In his first speech on disability as secretary of state for work and pensions, David Blunkett said his department and the Department of Health were determined to support people with disabilities back into work.
Speaking at the Remploy conference, Blunkett praised employers for “rising to the challenge of employing disabled people” and appreciating the benefits of a diverse workforce.
“But this is not just down to employers,” he said. “We need a partnership approach where health professionals and providers also play a part and recognise that moving back into work improves your health and well-being rather than the reverse. And helping employers to phase in a return to work is a key task as this involves breaking down barriers.”
Blunkett also gave reassurances about the government’s plans for reforming incapacity benefit.
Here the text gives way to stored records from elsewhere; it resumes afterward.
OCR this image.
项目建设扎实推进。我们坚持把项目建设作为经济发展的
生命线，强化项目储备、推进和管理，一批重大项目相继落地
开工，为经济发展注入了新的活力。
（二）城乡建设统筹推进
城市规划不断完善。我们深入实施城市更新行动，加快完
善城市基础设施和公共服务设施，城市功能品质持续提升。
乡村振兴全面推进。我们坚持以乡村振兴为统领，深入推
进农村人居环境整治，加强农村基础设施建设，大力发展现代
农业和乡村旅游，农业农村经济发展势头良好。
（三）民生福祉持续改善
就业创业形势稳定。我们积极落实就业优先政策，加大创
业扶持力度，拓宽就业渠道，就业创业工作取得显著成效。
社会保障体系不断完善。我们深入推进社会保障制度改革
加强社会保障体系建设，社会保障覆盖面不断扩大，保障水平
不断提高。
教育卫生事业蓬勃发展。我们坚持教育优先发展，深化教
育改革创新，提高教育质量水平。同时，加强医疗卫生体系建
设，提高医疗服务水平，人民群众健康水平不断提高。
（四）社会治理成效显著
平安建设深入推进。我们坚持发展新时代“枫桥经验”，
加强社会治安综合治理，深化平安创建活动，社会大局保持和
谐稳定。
“We will not write you off if you don’t write yourself off. Incapacity benefit reform is a promise not a threat,” he said. “We are aware that there are uncertainties, fears, and apprehension. We will listen and ask people to speak for themselves. We are all in this together,” he said.
The government’s approach to tackling incapacity benefit was set out in a five-year strategy launched in February.
It included plans to replace incapacity benefit with two new benefits – rehabilitation support allowance and disability and sickness allowance – and scrap the incremental increase in rates that was seen to be a disincentive to leaving the benefit.